Tuesday, April 7, 2009

Neil Gaiman~ American Gods

I have fallen in love with this author!! Neil Gaiman is so good at taking the standard view of the world and turning it completely around. He is so good at imagery. The dream scenes especially are vivid.


Her is a synopsis of American Gods:

From Publishers Weekly
Titans clash, but with more fuss than fury in this fantasy demi-epic from the author of Neverwhere. The intriguing premise of Gaiman's tale is that the gods of European yore, who came to North America with their immigrant believers, are squaring off for a rumble with new indigenous deities: "gods of credit card and freeway, of Internet and telephone, of radio and hospital and television, gods of plastic and of beeper and of neon." They all walk around in mufti, disguised as ordinary people, which causes no end of trouble for 32-year-old protagonist Shadow Moon, who can't turn around without bumping into a minor divinity. Released from prison the day after his beloved wife dies in a car accident, Shadow takes a job as emissary for Mr.
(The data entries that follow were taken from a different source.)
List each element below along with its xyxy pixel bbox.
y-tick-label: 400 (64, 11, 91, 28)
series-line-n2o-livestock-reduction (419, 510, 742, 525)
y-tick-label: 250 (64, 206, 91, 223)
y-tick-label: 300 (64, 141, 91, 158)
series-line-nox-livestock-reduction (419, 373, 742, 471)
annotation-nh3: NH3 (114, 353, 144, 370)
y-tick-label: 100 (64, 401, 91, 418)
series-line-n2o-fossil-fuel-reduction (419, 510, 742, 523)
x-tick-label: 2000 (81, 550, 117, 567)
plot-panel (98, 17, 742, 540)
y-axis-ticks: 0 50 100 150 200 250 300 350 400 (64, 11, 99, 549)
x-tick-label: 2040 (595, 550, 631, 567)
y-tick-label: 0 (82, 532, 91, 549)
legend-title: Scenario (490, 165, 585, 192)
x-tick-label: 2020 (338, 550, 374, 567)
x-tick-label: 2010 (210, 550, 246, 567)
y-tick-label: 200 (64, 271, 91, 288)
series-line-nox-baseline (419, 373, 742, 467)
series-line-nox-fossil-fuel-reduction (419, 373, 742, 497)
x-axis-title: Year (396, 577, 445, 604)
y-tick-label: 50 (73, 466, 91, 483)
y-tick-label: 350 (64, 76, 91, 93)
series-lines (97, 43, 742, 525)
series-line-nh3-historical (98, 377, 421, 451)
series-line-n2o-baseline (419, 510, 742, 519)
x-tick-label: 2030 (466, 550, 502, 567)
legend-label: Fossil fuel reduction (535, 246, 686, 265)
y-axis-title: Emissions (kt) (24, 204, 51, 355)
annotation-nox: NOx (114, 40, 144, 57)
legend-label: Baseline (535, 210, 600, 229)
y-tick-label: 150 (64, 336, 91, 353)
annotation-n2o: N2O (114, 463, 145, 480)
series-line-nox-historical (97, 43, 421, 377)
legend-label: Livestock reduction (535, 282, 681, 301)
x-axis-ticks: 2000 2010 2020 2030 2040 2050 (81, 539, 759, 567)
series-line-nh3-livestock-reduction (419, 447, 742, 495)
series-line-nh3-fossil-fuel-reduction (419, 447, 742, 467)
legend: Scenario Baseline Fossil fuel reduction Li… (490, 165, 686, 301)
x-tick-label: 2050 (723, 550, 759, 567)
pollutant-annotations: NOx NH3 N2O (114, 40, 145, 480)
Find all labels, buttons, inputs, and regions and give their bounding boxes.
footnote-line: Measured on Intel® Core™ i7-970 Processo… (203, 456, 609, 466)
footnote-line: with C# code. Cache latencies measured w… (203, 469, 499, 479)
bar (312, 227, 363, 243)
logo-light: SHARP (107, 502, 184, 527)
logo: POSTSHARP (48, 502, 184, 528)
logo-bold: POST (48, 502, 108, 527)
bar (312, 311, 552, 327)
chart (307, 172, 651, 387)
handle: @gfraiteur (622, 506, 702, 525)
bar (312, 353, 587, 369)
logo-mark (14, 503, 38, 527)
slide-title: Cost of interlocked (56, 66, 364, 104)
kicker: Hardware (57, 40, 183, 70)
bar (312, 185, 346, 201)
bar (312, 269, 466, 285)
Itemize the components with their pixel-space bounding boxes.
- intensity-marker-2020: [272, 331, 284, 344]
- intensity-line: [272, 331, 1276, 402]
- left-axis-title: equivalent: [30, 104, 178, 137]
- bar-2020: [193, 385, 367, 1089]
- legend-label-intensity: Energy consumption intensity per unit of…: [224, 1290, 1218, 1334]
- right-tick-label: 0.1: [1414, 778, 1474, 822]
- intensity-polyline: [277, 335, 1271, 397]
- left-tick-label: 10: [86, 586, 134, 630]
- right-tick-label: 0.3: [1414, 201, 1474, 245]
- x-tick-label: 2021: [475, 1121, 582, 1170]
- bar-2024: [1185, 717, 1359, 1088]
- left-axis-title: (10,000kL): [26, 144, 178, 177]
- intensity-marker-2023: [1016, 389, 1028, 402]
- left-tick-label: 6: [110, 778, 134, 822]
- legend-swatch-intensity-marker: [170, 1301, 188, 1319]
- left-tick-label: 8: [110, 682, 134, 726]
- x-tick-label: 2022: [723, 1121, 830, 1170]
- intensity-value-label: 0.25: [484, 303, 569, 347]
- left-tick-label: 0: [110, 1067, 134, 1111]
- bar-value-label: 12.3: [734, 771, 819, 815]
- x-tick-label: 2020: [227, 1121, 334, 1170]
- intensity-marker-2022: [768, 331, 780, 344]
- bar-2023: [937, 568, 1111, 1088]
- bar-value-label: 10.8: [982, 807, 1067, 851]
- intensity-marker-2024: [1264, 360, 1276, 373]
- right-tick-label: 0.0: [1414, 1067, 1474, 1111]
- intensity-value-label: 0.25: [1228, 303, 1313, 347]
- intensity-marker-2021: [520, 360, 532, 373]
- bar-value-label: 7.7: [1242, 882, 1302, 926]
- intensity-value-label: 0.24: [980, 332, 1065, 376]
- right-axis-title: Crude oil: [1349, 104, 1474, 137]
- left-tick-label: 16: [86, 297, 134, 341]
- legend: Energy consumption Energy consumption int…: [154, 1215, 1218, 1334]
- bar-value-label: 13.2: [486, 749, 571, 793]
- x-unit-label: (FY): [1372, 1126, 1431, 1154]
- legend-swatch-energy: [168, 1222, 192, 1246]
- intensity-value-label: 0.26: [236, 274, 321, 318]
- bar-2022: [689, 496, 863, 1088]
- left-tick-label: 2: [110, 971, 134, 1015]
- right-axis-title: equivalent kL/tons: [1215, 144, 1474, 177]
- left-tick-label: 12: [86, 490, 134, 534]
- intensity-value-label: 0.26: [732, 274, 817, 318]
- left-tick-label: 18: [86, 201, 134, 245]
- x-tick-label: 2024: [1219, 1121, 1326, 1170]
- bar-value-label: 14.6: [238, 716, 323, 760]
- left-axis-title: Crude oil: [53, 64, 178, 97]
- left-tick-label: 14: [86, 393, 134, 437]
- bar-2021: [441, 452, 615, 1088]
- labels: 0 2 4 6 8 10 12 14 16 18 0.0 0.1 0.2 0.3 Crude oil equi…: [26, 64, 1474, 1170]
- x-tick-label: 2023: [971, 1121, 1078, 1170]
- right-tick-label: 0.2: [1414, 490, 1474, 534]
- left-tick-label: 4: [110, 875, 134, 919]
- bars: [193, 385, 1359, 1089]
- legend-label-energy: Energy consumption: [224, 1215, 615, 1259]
Wednesday, avatar of the Norse god Grimnir, unaware that his boss's recruiting trip across the American heartland will subject him to repeat visits from the reanimated corpse of his dead wife and brutal roughing up by the goons of Wednesday's adversary, Mr. World. At last Shadow must reevaluate his own deeply held beliefs in order to determine his crucial role in the final showdown.


I find him to be a Queer author because of his mixture of the old world concept of Gods and Goddesses, a "dead" concept, with modern day technology.